30 Ocak 2011 Pazar

Efsane Olabilmek

Trabzonspor ile oynanan maç öncesinde tribünler Sergen'e tepki göstermişti. Kendisi de "Ben, bunu haketmedim." diye açıklama yapti. Öncelikle şunu belirtmekte fayda var. Durumu hak-hukuk ekseninde değerlendirirsek, Sergen epey bir zararlı çıkar.

Beşiktaş taraftarının Sergen'e neden tepki gösterdiği gayet ortada. Durum, gayet ortadayken ısrarla tartışmanın eksenini –meselenin özü eleştiri olmamasına rağmen - " adam Beşiktaşlı diye sizi eleştirmeyecek mi?", "100.yılda yaptıklarını çabuk unuttunuz." çıtasına getirenler var.
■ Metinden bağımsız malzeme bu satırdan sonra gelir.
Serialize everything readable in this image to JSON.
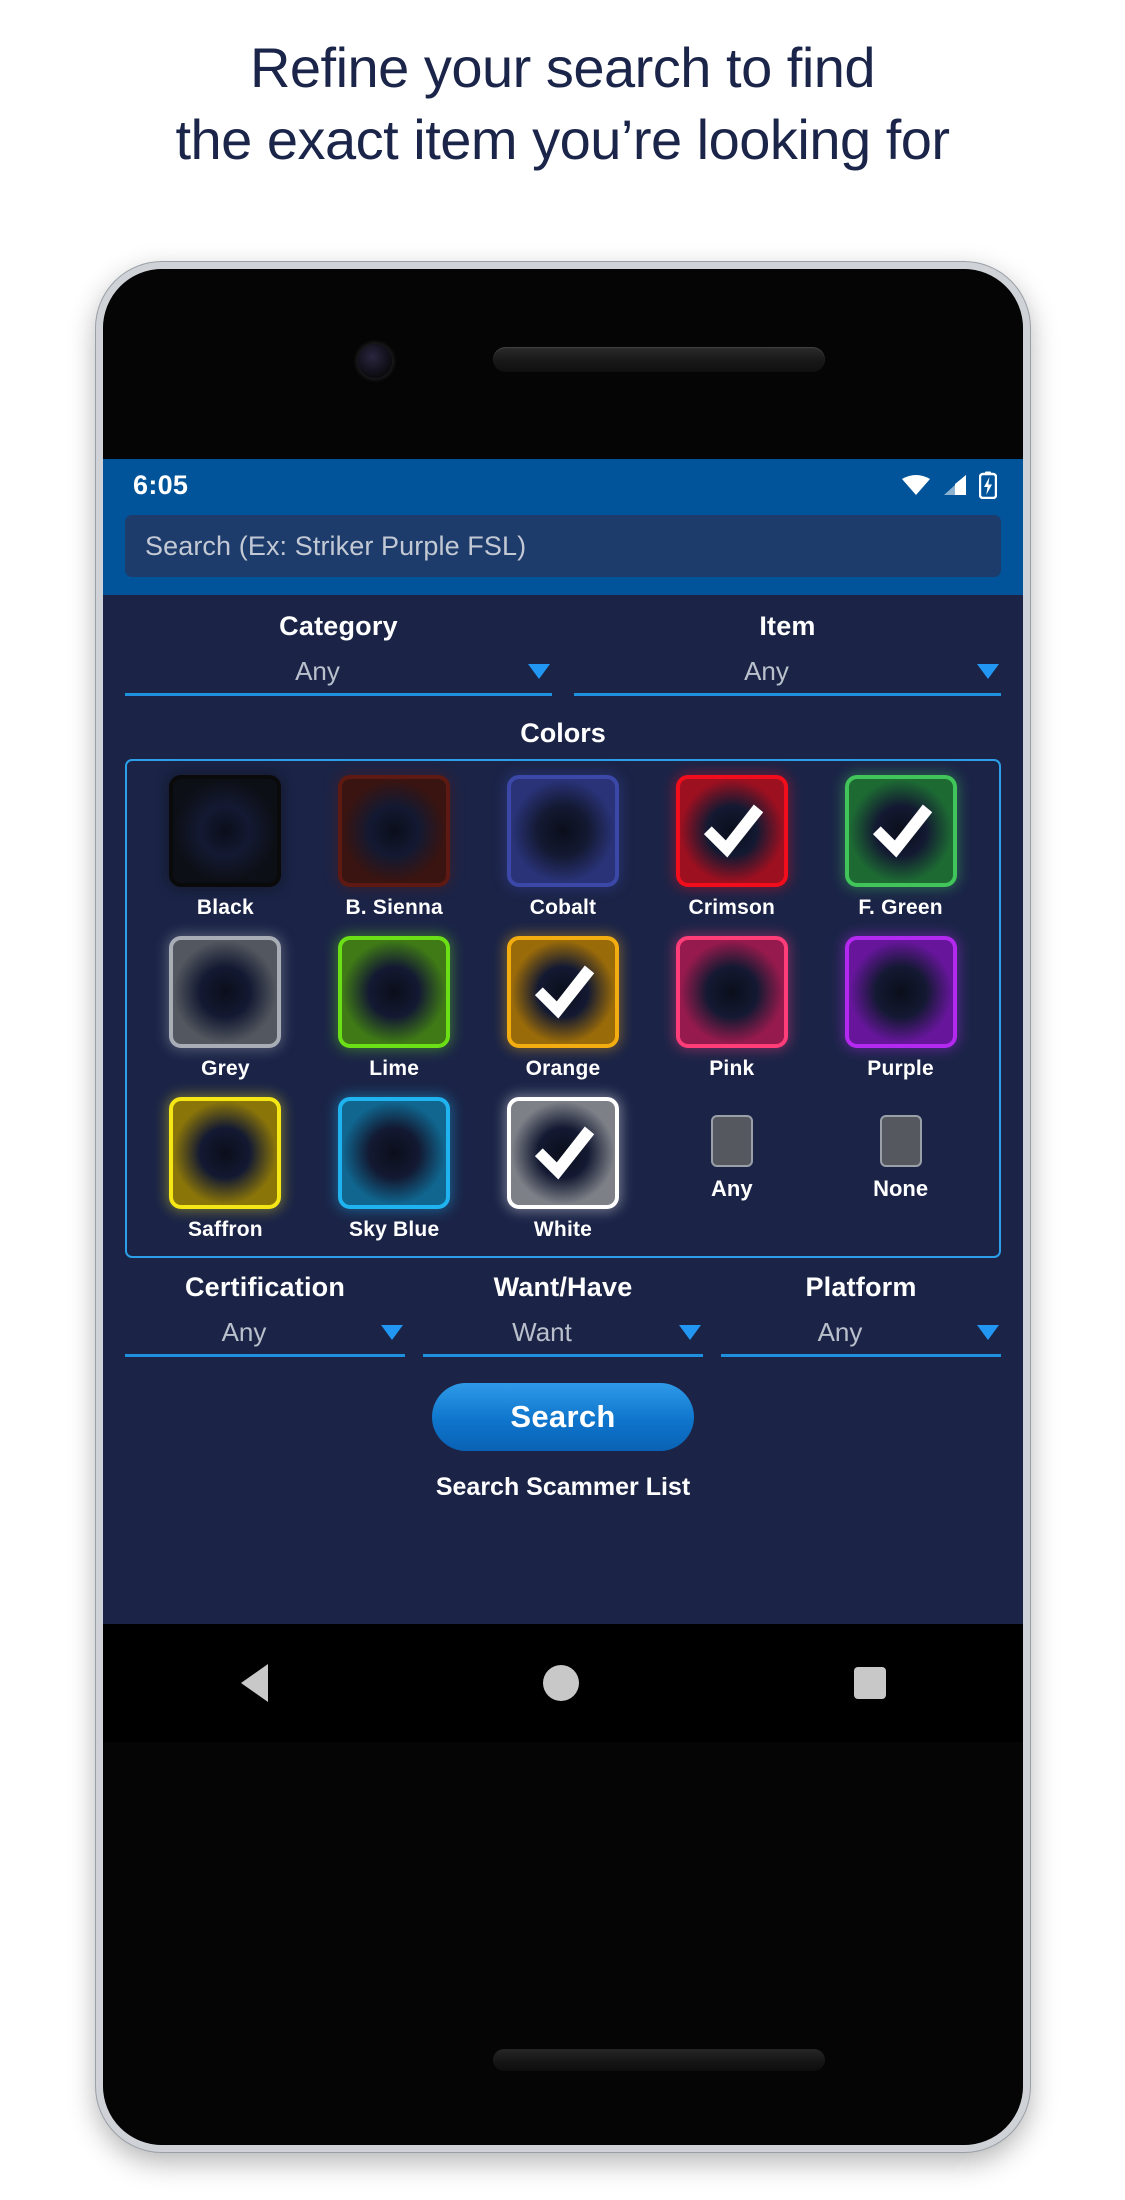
{
  "headline": {
    "line1": "Refine your search to find",
    "line2": "the exact item you’re looking for"
  },
  "colors": {
    "accent_blue": "#2196f3",
    "statusbar_blue": "#01549a",
    "screen_bg": "#1b2447",
    "headline_navy": "#1b2449"
  },
  "status_bar": {
    "time": "6:05",
    "icons": [
      "wifi-icon",
      "cell-signal-icon",
      "battery-charging-icon"
    ]
  },
  "search": {
    "placeholder": "Search (Ex: Striker Purple FSL)",
    "value": ""
  },
  "filters_top": [
    {
      "label": "Category",
      "value": "Any"
    },
    {
      "label": "Item",
      "value": "Any"
    }
  ],
  "colors_section": {
    "title": "Colors",
    "rows": [
      [
        {
          "name": "Black",
          "swatch": "#0d0f16",
          "border": "#0a0a0a",
          "checked": false
        },
        {
          "name": "B. Sienna",
          "swatch": "#3a1410",
          "border": "#5e1a12",
          "checked": false
        },
        {
          "name": "Cobalt",
          "swatch": "#2a3378",
          "border": "#3b48a8",
          "checked": false
        },
        {
          "name": "Crimson",
          "swatch": "#9c1020",
          "border": "#f20d1c",
          "checked": true
        },
        {
          "name": "F. Green",
          "swatch": "#1d6b33",
          "border": "#41c45a",
          "checked": true
        }
      ],
      [
        {
          "name": "Grey",
          "swatch": "#53575f",
          "border": "#a9aeb6",
          "checked": false
        },
        {
          "name": "Lime",
          "swatch": "#3f7a16",
          "border": "#6ce016",
          "checked": false
        },
        {
          "name": "Orange",
          "swatch": "#9a6b09",
          "border": "#f4ad11",
          "checked": true
        },
        {
          "name": "Pink",
          "swatch": "#961a4d",
          "border": "#ff3d78",
          "checked": false
        },
        {
          "name": "Purple",
          "swatch": "#67169c",
          "border": "#b429ef",
          "checked": false
        }
      ],
      [
        {
          "name": "Saffron",
          "swatch": "#8a7509",
          "border": "#f5e616",
          "checked": false
        },
        {
          "name": "Sky Blue",
          "swatch": "#10668f",
          "border": "#1fb4f0",
          "checked": false
        },
        {
          "name": "White",
          "swatch": "#7d8087",
          "border": "#ffffff",
          "checked": true
        }
      ]
    ],
    "extra_toggles": [
      {
        "label": "Any",
        "checked": false
      },
      {
        "label": "None",
        "checked": false
      }
    ]
  },
  "filters_bottom": [
    {
      "label": "Certification",
      "value": "Any"
    },
    {
      "label": "Want/Have",
      "value": "Want"
    },
    {
      "label": "Platform",
      "value": "Any"
    }
  ],
  "actions": {
    "search_button": "Search",
    "scammer_link": "Search Scammer List"
  },
  "nav_bar": {
    "items": [
      "back-nav-icon",
      "home-nav-icon",
      "recents-nav-icon"
    ]
  }
}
Önce şu eleştiri mevzusuna değinelim. Sergen'in eleştiri yüzünden tepki gördüğünü dile getirmek, duruma at gözlüğü ile bakmakla eş değer. Sergen, hocanın takım üzerinde uygulamaya çalıştığı sistemi yanlış bulabilir, yetersiz bulabilir, oyuncu kadrosunda yanlışlıklar görebilir ve bunların tamamını dile getirebilir. Bunda da hiçbir sıkıntı olmaz, olmasında da sebep yok zaten. Fakat Sergen'in yaptığı eleştiri değil. Sergen, nasıl can yakarım, nasıl yaralarım derdinde. Beşiktaş'ın hocasına, oyuncusuna saygı duymuyor. Mantıklı cümleler yerine " Schuster, ne yapmış yaaa, Guti, dünya yıldızı değil, Guti ne yapmış, Guti kadar bende oynarım" diyerek, hem saçmalamanın zirvesini görmüş, hem de kişisel hırslarına yenik düşmüştür. A2 takımı hocası iken, yollar ayrıldıktan sonra kendince bir yol izlemeyi tercih etmiştir. Fakat gözden kaçırmamamız gereken bir nokta var. Sergen, şu an Beşiktaş yönetimine muhalif bir yapı sergilerken, eger çark 3 gün sonra lehinde işlerse, en büyük yönetim yanlılarından biri olmaya müsait kişiliktedir. Bknz:Sinan Engin.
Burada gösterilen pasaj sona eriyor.